Ode aan een bacterie

“O, Thermus aquaticus”, denk ik wel eens, “als je eens wist hoe vaak er van jouw diensten gebruik gemaakt wordt tegenwoordig, met al die duizenden coronatesten elke dag weer!” Thermus weet het zelf niet want ze is een bacterie, erg bekend onder biologen, en een hele speciale want ze is zeer goed bestand tegen hoge temperaturen. Ik noem haar zij, maar je mag ook hij zeggen, want van bacteriën bestaan geen mannen en vrouwen. Ze werd voor het eerst geïsoleerd uit een heetwaterbron in Yellowstone Park waar ze heel goed gedijt bij 70 graden Celsius en het mag ook 80 zijn, zelfs 90 overleeft ze.

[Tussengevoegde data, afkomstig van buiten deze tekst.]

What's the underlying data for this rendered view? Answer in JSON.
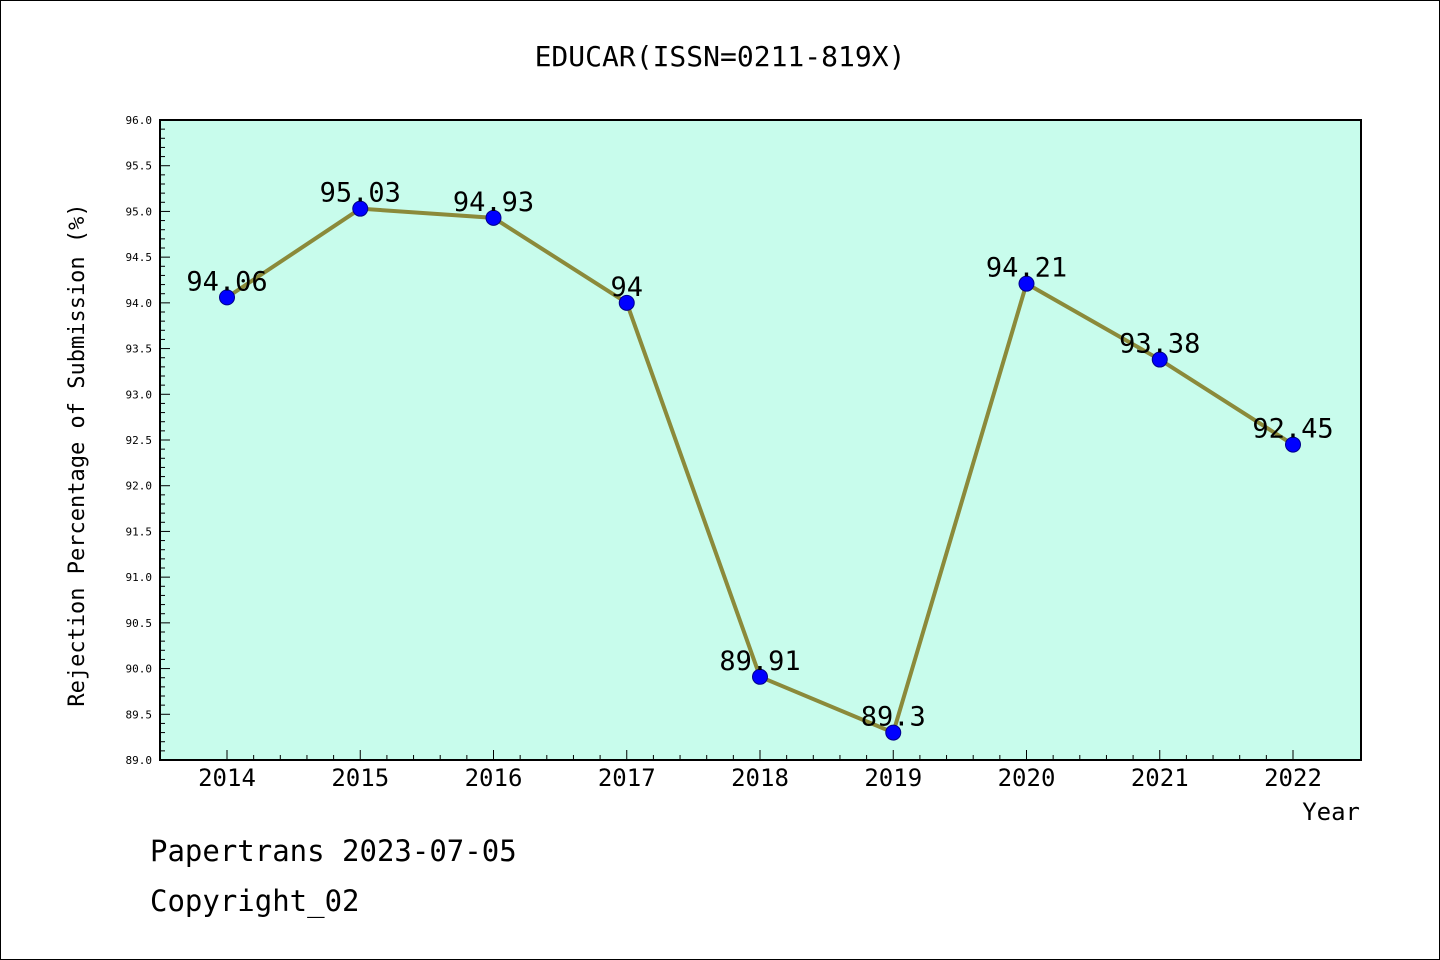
{
  "chart_data": {
    "type": "line",
    "title": "EDUCAR(ISSN=0211-819X)",
    "xlabel": "Year",
    "ylabel": "Rejection Percentage of Submission (%)",
    "categories": [
      "2014",
      "2015",
      "2016",
      "2017",
      "2018",
      "2019",
      "2020",
      "2021",
      "2022"
    ],
    "values": [
      94.06,
      95.03,
      94.93,
      94,
      89.91,
      89.3,
      94.21,
      93.38,
      92.45
    ],
    "data_labels": [
      "94.06",
      "95.03",
      "94.93",
      "94",
      "89.91",
      "89.3",
      "94.21",
      "93.38",
      "92.45"
    ],
    "ylim": [
      89.0,
      96.0
    ],
    "y_ticks": [
      "89.0",
      "89.5",
      "90.0",
      "90.5",
      "91.0",
      "91.5",
      "92.0",
      "92.5",
      "93.0",
      "93.5",
      "94.0",
      "94.5",
      "95.0",
      "95.5",
      "96.0"
    ],
    "grid": false,
    "colors": {
      "plot_background": "#c8fcec",
      "line": "#8b8a3a",
      "marker": "#0000ff"
    }
  },
  "footer": {
    "line1": "Papertrans 2023-07-05",
    "line2": "Copyright_02"
  }
}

Uit deze bacterie is een eiwit geïsoleerd, een enzym dat met behulp van onderdelen een DNA-molecuul in elkaar kan knutselen, als je hem er een voorbeeld bij geeft. Omdat het enzym ook gaat werken met de stukken die het zelf produceert gaat de reactie steeds sneller. Het werkt als een kopieerapparaat waarbij je de kopieën steeds automatisch naar de invoer terugstuurt. Dan krijg je een kettingreactie. Binnen een uurtje kun je één exemplaar DNA vermenigvuldigen tot een paar miljoen identieke kopieën. Die kun je dan zichtbaar maken, wat met dat ene molecuul niet lukt.

Dit procedé, met een mooi woord polymerasekettingreactie (afgekort PCR) genoemd, wordt op zeer grote schaal in biologische laboratoria over de hele wereld toegepast. Zelfs middelbare scholen hebben tegenwoordig een “PCR-apparaat” op hun lab staan. Alle levende organismen hebben zo’n enzym, maar het enzym van Thermus aquaticus is bijzonder omdat het zo goed bestand is tegen hoge temperaturen. Dat betekent dat je de reactie kunt laten lopen bij temperaturen waar normale enzymen het laten afweten. Bovendien heb je een hoge temperatuur nodig om het DNA open te vouwen. Dat gebeurt in levende cellen met behulp van een hele batterij andere enzymen, maar als je de reactie in een reageerbuis doet werkt het veel makkelijker als je de temperatuur even verhoogt. Normaal zou een eiwit dan kapotgaan, maar het enzym van Thermus aquaticus is daar tegen bestand. De methode is ontwikkeld in de jaren zeventig van de vorige eeuw en de Amerikaanse biochemicus Kary Banks Mullis kreeg er in 1983 de Nobelprijs voor.

Het enzym van Thermus aquaticus wordt door biologen liefkozend “Taq” genoemd. “De Taq is bijna op!” kan het op het laboratorium klinken. Dan moet het bijbesteld worden. Het eiwit wordt niet uit Thermus zelf geïsoleerd maar het gen dat voor het eiwit codeert is overgezet naar een andere bacterie die je goed kunt kweken. Die bacterie, de genetisch gemodificeerde gastheer, maakt het enzym voor je, en masse, in een bioreactor. De bedrijven die Taq leveren maken overuren op dit moment want de meest betrouwbare coronatest is erop gebaseerd, de PCR-test. Wat je doet is uit een beetje neusslijmvlies het erfelijk materiaal van het virus oppikken. Omdat de PCR minieme hoeveelheden eindeloos kan vermenigvuldigen is het een zeer gevoelige test en als je hem goed uitvoert ook zeer betrouwbaar.

Maar dit alles gebeurt zonder dat Thermus het zelf weet. Haar DNA is geroofd, in een andere bacterie overgezet die goede sier maakt met de productie. Wat zou ze ervan vinden? De directie van Yellowstone Park maakte er indertijd een punt van. De bedrijven die het enzym maken met biotechnologische middelen hebben natuur-informatie die aanwezig was in Yellowstone Park ten behoeve van hun eigen winst “gestolen”. Het laat ook zien hoe wij in de moderne maatschappij afhankelijk zijn van wat de natuur ons levert. Maar in plaats van moeilijk te doen over de octrooirechten vraag ik vandaag uw eerbiedige aandacht voor Thermus aquaticus, bacterie van niveau, die ons geholpen heeft met de biotechnologie, de forensische wetenschap en nu onze partner is in de strijd tegen corona. Bedankt Thermus, dat we gratis gebruik mogen maken van je mooie enzym. We denken af en toe aan je.